Several deaths were observed shortly after medical procedures. Whether there were causal relationships with the procedure itself, the associated anesthesia or the underlying disease could not be finally deduced from our data. Two deaths after coronary angiography and two after placement of central venous lines emphasize the need for critical evaluation of indication of the respective medical procedure, good training, and careful perioperative sedation in this vulnerable patient group.

Infectious death due to pneumonias and/or sepsis in CHF has recently been reported by Drodz et al. [14]. Our results are similar to their findings. New information from our study is that more men than women were prone to fatal infections, this fits to data showing a higher mortality of men in pneumonia and sepsis [15]. The reason for this remains unclear. In some cases, the implanted hardware could be the source of the bacteremia. In fulminant sepsis, this relation may have been overlooked. As a causative factor, a heightened susceptibility to infections may be present in patients with CHF [16]. We hypothesize that implantable devices could also be used to detect preclinical infections, for example, by measuring body temperature [17].

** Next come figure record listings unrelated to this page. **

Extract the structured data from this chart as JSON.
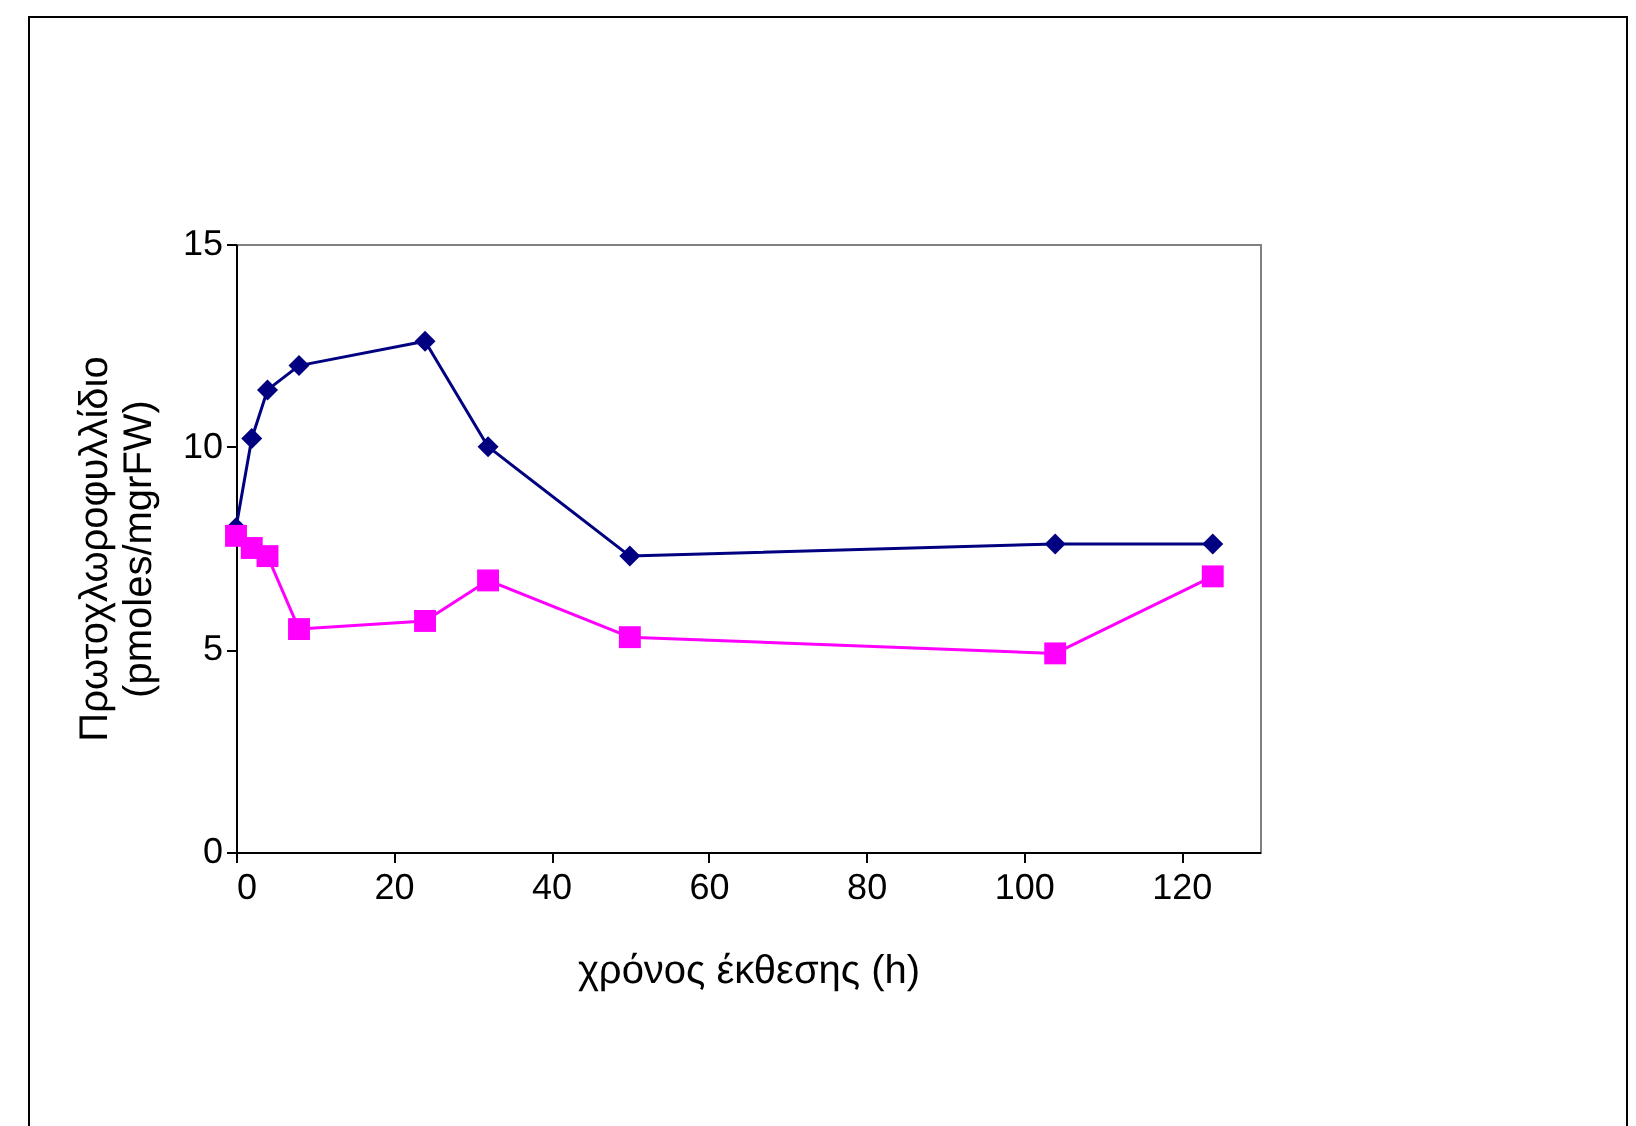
{
  "chart_data": {
    "type": "line",
    "xlabel": "χρόνος έκθεσης (h)",
    "ylabel": "Πρωτοχλωροφυλλίδιο\n(pmoles/mgrFW)",
    "x": [
      0,
      2,
      4,
      8,
      24,
      32,
      50,
      104,
      124
    ],
    "series": [
      {
        "color": "#000080",
        "marker": "diamond",
        "values": [
          8.0,
          10.2,
          11.4,
          12.0,
          12.6,
          10.0,
          7.3,
          7.6,
          7.6
        ]
      },
      {
        "color": "#ff00ff",
        "marker": "square",
        "values": [
          7.8,
          7.5,
          7.3,
          5.5,
          5.7,
          6.7,
          5.3,
          4.9,
          6.8
        ]
      }
    ],
    "xlim": [
      0,
      130
    ],
    "xticks": [
      0,
      20,
      40,
      60,
      80,
      100,
      120
    ],
    "ylim": [
      0,
      15
    ],
    "yticks": [
      0,
      5,
      10,
      15
    ],
    "grid": false,
    "line_style": "solid"
  }
}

In conclusion, our data show that patients with ICDs are at an increased risk of death from various causes in long-term follow-up and treatment has to be optimized in many directions to improve prognosis. The high rates of non-cardiovascular death or SD despite the implanted device questions the notion whether ICD implantations are always appropriate and extend life. The median of life years lost in our study participants compared to the average German population was 9.7 years. In this regard, the SCD-HeFT trial showed no benefit from ICD on survival in NYHA Class III CHF patients [18]. In the DANISH trial, no effect on total mortality was observed in non-ischemic CHF, especially in elderly candidates for ICD [1]. Perhaps devices in patients who have a poor symptom response to pharmacological therapy are elderly or have severely impaired renal function should be avoided [19]. In any case, the indication for ICD implantation should be made on a critical and individual basis and based on the best available, appropriate, and current evidence for the respective patient.

Limitations

The study was a retrospective analysis and unmeasured confounding cannot be excluded. Loss of follow-up was 11, 16% of deaths could not be classified and LVEF, rhythm and serum creatinine was not collected in all patients at baseline which limits data quality and may have caused unknown bias. However, we do believe the study subset is representative of a real world setting in ambulatory cardiac care. The rates of appropriate and inappropriate ICD interventions were not collected, limiting the evaluation of effectiveness of the implanted devices. Autopsies were performed only rarely, and alternative causes of death could not be excluded. We suggest routine autopsies of device carriers, because they may help to further clarify terminal pathomechanisms, especially non-cardiac causes of SD [24,25,26]. Our findings stem are derived from a study carried out over a long period of time, and background therapy and medical approaches may have changed over time. However, survival analysis comparing implants before and after 2010 showed significant, albeit disappointingly small changes in prognosis, becoming evident only after 5 years.